The harder piece, for nearly everyone, though, is understanding the cost of their lifestyle. What does it actually take to fund your life each month? 

That sounds simple, but it’s often the most difficult part of financial planning. Why? Because without a system in place, spending becomes subjective. It’s based on a rough guess, the last few months, or what we hope next month will look like because the previous was so bad and abnormal. What should be an objective number turns into a moving target.

As we look ahead to the coming year, this is an opportunity to reset and make this part of planning easier—for you and the plans you're looking to create.

Let’s know what we spend.

Thanks to digital banking, credit cards, and electronic transactions, the data already exists. The missing piece is usually just a system to capture and organize it.

That’s where tracking tools come in. There are several excellent budgeting and spending-tracking options available today—many of them costing less than a Netflix subscription—with a high potential for having a greater impact on your life.

 

Here are a few worth checking out.

  1. Monarch Money

  2. Quicken Simplifi

  3. Copilot Money

How to Get Started

  1. Pick a tool.
    Take a look at a few of the options available. Browse each website, watch a short YouTube walkthrough or two, and choose one that feels intuitive to you.
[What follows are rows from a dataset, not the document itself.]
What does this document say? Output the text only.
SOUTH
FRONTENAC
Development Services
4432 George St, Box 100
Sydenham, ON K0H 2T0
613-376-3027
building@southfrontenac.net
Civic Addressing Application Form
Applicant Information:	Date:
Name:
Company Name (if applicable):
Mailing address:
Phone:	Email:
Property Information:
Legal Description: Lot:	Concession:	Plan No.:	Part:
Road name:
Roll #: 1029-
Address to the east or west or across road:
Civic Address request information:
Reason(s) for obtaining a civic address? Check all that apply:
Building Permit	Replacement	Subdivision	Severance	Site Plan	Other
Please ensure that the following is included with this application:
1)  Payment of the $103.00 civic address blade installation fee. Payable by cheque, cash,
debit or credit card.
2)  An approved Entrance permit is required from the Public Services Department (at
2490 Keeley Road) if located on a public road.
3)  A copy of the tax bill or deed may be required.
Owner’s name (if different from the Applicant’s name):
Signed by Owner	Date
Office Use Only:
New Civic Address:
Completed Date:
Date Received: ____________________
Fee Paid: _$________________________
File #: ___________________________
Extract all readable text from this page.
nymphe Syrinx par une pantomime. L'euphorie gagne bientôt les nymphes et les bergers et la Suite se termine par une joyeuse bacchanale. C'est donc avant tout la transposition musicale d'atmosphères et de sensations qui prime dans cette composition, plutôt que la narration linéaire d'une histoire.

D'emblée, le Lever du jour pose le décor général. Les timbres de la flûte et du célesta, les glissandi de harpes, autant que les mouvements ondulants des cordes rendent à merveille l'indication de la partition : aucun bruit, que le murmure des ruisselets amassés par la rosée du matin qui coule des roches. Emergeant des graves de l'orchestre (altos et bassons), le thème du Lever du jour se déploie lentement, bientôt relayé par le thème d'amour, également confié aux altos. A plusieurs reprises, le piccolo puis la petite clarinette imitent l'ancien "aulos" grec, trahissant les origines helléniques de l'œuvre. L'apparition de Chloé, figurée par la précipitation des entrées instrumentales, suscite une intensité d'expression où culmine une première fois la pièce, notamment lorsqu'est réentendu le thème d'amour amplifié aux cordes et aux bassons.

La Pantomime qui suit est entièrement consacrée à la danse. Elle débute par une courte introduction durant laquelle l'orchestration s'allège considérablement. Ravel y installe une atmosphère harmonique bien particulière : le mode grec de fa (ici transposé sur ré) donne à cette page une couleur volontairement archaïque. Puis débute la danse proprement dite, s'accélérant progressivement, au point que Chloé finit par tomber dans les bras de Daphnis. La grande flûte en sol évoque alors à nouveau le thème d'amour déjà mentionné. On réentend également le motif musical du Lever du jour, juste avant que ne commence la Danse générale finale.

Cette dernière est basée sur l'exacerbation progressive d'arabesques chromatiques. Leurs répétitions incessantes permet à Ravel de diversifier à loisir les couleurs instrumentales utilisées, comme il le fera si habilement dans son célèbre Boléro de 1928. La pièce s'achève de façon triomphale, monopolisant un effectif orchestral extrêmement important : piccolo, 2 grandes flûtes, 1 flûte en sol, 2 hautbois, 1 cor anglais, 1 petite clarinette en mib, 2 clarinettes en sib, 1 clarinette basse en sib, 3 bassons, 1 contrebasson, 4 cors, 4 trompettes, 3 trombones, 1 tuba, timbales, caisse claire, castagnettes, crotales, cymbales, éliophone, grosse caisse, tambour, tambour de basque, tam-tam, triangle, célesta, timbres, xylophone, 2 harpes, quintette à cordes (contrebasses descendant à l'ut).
The “best” tool is simply the one you’ll actually use.

  2. Create a login and link your accounts.
    Start by connecting the accounts your bills and everyday spending flow through—checking, savings, and credit cards. This is where most of your spending lives.

  3. Set up categories
    Use the categories the app provides as a starting point. Add some, remove others, and adjust them to reflect your life. Then assign an amount to each category based on what you think, hope, or know that you spend. This is where ballparking is fine!

    And remember: we’re tracking, not budgeting—at least not yet. Tracking is about awareness. Budgeting comes later, when you begin setting targets and intentionally changing behavior.

  4. Stay on top of sorting.
    At a minimum, set one day each week to log in and sort transactions or even better, build it into your daily rhythm like checking the news. The key is consistency. It’s no fun going back through two months of transactions trying to remember what that $13 transaction on Amazon actually was.

  5. Give it time.
    After a few weeks—and especially a few months—you’ll likely be surprised by what life actually costs. That clarity is powerful.

From there, real planning becomes possible. Not guesswork. Not assumptions. But thoughtful decisions—whether for yourself, your household, or alongside folks like us helping guide the process. See you in 2026!